Desde que en 2013 comenzó a emitirse La Sexta Noche, el país entero pudo conocer a Eduardo Inda, uno de esos esperpénticos personajes, mitad polichinela, mitad villano de telenovela, que son capaces, sin proponérselo, de convertirse en una parodia de sí mismos. Desde entonces, su rostro cerúleo y su molesto tono de voz, como de uña en la pizarra, fueron haciéndose casi omnipresentes en la misma cadena, convirtiéndose de algún modo en el rostro y la voz de lo peor y lo más abyecto del periodismo cenagoso.

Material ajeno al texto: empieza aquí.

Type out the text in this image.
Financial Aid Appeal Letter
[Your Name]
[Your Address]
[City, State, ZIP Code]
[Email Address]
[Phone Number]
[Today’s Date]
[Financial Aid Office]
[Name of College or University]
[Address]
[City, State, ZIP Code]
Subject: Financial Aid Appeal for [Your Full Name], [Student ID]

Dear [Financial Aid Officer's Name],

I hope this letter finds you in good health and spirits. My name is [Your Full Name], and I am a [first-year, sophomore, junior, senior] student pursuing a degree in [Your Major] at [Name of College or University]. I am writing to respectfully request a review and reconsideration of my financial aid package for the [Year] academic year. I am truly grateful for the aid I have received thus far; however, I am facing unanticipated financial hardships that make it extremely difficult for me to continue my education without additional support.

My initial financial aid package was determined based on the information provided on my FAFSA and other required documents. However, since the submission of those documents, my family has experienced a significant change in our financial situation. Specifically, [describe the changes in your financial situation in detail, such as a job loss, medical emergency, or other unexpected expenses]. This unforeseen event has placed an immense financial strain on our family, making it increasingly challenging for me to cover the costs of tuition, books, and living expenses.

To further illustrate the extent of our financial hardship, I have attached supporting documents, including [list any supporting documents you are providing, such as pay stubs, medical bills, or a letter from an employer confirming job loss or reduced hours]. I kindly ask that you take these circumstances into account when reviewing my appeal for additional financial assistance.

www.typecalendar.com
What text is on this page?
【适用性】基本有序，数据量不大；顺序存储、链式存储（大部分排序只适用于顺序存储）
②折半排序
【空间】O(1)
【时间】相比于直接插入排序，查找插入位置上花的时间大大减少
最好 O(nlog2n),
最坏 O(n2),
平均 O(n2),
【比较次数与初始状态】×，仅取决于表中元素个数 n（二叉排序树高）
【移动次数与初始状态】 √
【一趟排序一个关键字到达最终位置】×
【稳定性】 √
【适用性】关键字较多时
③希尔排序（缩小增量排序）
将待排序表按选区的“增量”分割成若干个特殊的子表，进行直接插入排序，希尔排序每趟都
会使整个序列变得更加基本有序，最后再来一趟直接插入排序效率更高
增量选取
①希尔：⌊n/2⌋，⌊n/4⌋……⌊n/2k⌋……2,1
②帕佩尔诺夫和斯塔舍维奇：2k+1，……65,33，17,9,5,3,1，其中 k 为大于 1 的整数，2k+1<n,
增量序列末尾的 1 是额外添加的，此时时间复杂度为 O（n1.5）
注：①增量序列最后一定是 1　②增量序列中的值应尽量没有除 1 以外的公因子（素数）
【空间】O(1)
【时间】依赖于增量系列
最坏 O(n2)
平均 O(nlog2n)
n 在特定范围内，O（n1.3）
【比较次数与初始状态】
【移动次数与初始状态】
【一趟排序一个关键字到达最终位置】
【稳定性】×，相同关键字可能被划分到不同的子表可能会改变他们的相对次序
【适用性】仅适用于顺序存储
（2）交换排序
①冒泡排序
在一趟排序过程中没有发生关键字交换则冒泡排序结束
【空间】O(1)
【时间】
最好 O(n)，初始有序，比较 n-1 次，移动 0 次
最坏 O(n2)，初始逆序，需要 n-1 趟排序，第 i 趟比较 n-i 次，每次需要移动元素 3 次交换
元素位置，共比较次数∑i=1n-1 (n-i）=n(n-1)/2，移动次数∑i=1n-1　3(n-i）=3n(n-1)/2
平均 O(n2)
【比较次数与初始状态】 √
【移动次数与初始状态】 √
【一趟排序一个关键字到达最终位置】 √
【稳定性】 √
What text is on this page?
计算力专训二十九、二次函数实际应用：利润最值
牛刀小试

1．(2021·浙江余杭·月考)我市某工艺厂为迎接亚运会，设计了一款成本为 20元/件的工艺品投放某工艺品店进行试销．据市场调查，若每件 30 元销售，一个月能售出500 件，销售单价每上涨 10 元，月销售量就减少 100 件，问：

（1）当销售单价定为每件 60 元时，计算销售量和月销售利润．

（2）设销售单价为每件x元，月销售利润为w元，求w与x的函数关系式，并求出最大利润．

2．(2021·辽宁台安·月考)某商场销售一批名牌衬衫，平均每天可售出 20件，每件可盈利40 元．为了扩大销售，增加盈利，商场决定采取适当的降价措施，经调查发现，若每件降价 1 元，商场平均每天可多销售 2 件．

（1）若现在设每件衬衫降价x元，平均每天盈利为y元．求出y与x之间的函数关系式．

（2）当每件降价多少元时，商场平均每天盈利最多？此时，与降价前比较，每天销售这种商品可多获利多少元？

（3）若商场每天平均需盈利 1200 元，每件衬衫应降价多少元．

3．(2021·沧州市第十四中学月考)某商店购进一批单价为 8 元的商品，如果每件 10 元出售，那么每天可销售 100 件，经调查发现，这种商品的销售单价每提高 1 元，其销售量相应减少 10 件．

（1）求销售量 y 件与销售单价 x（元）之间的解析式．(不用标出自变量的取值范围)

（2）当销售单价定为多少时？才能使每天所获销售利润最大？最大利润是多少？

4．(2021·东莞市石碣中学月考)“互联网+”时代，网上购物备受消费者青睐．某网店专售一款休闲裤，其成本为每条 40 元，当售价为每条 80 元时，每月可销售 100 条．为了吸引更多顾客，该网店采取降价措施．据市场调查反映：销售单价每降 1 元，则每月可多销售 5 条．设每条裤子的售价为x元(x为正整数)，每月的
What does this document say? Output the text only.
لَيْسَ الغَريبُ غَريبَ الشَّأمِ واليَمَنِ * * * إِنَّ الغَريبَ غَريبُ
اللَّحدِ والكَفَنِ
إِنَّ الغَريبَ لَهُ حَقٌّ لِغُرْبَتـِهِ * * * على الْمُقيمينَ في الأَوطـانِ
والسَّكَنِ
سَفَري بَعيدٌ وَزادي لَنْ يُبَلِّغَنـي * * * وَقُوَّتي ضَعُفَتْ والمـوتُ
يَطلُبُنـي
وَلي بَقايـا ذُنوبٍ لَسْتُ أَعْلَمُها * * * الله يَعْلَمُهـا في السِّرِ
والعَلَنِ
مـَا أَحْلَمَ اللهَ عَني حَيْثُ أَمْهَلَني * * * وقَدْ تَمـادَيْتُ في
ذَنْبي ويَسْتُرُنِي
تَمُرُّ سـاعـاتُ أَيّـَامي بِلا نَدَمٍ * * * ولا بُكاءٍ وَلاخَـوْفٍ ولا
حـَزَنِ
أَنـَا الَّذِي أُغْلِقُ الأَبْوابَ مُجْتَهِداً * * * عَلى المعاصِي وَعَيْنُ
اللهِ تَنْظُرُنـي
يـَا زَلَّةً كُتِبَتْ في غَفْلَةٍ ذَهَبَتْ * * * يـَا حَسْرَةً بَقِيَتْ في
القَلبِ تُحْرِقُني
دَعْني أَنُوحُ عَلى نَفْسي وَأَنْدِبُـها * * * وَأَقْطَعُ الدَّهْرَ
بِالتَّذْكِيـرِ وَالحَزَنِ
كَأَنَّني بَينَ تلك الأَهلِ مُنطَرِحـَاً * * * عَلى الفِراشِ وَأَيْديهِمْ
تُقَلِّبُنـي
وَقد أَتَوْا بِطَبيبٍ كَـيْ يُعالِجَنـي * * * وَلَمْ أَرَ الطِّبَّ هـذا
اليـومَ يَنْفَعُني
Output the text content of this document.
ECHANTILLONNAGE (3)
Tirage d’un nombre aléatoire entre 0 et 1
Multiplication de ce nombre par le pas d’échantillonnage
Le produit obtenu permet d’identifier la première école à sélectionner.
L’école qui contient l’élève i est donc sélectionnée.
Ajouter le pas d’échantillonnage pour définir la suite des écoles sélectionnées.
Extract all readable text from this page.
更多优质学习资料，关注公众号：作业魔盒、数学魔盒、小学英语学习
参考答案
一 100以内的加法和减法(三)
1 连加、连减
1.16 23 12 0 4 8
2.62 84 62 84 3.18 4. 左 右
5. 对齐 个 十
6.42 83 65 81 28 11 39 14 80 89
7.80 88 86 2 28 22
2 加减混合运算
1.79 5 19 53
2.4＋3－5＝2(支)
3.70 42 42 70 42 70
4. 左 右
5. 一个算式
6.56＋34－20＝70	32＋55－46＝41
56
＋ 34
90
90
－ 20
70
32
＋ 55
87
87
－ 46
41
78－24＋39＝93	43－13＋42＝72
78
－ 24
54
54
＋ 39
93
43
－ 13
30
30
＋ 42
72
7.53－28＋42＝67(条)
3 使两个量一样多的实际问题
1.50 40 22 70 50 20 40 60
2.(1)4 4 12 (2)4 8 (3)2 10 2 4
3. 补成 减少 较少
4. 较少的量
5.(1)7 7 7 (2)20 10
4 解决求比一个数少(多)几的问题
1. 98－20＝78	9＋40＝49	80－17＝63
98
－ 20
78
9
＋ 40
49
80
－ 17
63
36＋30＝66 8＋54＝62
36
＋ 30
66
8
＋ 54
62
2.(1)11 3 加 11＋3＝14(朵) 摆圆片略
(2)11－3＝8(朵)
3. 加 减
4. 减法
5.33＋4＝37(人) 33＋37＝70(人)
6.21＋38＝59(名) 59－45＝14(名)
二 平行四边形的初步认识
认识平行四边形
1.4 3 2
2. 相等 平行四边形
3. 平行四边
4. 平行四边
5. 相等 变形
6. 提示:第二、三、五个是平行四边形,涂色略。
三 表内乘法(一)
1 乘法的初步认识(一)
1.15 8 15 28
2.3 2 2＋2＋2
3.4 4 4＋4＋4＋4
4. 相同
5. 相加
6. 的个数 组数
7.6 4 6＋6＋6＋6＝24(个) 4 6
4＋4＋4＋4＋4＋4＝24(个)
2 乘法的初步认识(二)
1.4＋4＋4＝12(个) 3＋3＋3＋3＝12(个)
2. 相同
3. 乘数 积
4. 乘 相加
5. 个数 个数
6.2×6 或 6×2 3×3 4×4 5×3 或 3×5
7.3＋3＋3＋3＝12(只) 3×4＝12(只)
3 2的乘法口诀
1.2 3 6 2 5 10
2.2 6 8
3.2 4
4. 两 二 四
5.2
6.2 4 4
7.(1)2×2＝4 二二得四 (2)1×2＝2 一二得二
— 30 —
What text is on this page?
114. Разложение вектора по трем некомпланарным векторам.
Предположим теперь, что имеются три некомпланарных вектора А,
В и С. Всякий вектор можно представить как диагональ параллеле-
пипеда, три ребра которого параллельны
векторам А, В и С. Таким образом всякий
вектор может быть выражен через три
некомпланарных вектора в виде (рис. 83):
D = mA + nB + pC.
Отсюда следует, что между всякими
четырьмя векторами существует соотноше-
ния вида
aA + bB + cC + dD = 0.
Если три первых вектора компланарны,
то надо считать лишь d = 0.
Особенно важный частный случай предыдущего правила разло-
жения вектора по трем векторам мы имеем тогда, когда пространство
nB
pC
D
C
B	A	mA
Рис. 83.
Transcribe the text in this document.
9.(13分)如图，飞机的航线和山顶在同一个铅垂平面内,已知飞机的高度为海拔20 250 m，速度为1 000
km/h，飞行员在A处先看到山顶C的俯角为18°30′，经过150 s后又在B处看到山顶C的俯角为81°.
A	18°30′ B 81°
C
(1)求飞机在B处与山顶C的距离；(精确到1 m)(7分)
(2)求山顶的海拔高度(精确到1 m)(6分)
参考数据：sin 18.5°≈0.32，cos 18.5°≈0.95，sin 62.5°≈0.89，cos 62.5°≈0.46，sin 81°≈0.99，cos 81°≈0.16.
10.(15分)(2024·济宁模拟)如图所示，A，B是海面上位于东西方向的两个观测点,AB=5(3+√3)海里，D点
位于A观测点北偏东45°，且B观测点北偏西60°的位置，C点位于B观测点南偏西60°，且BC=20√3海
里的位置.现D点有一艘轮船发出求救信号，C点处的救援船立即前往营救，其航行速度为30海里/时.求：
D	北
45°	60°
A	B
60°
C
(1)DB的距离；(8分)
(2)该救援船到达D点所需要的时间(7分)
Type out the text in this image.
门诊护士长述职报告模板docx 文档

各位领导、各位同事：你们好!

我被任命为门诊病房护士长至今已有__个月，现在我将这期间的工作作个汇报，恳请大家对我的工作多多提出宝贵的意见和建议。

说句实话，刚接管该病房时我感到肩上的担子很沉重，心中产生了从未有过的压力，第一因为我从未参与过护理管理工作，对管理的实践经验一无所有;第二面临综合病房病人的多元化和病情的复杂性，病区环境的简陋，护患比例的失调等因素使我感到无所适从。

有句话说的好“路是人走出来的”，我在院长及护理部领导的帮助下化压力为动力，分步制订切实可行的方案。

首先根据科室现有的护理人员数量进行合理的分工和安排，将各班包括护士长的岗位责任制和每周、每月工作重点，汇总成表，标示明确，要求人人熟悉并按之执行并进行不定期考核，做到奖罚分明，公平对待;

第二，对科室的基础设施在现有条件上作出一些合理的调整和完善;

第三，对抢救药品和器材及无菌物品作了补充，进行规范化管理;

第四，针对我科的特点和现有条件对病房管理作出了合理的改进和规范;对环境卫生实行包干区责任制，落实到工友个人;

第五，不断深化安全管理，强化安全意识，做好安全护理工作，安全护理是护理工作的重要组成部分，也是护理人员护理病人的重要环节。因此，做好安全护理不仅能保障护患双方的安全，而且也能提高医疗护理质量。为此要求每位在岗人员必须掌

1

Eduardo Inda ejemplificó como ninguno un modo de comportarse completamente carente de escrúpulos, demagogo, falsario, grosero, obtuso y con un total y absoluto desprecio por la verdad y por la decencia, entendiendo esta palabra en su tercera acepción: “Dignidad en los actos y en las palabras”.
En todos estos años, nada de lo dicho por este hombre, ni una sola de sus intervenciones, puede adecuarse a esta definición. Incluso en sus instantes más comedidos siempre hay un resto de falsedad, de bajeza latente. De hecho, sus seguidores lo admiran por eso, por su capacidad para zaherir, para destruir, y no por su cercanía a la verdad. La verdad a ellos les da igual, piensan que esto es una guerra de mentiras donde solo importa quién gana y quién pierde. Y en esta guerra Inda es un ariete, ese instrumento que finalizaba en una cabeza maciza de hierro con forma de carnero y que solo servía para desvencijar las defensas del enemigo.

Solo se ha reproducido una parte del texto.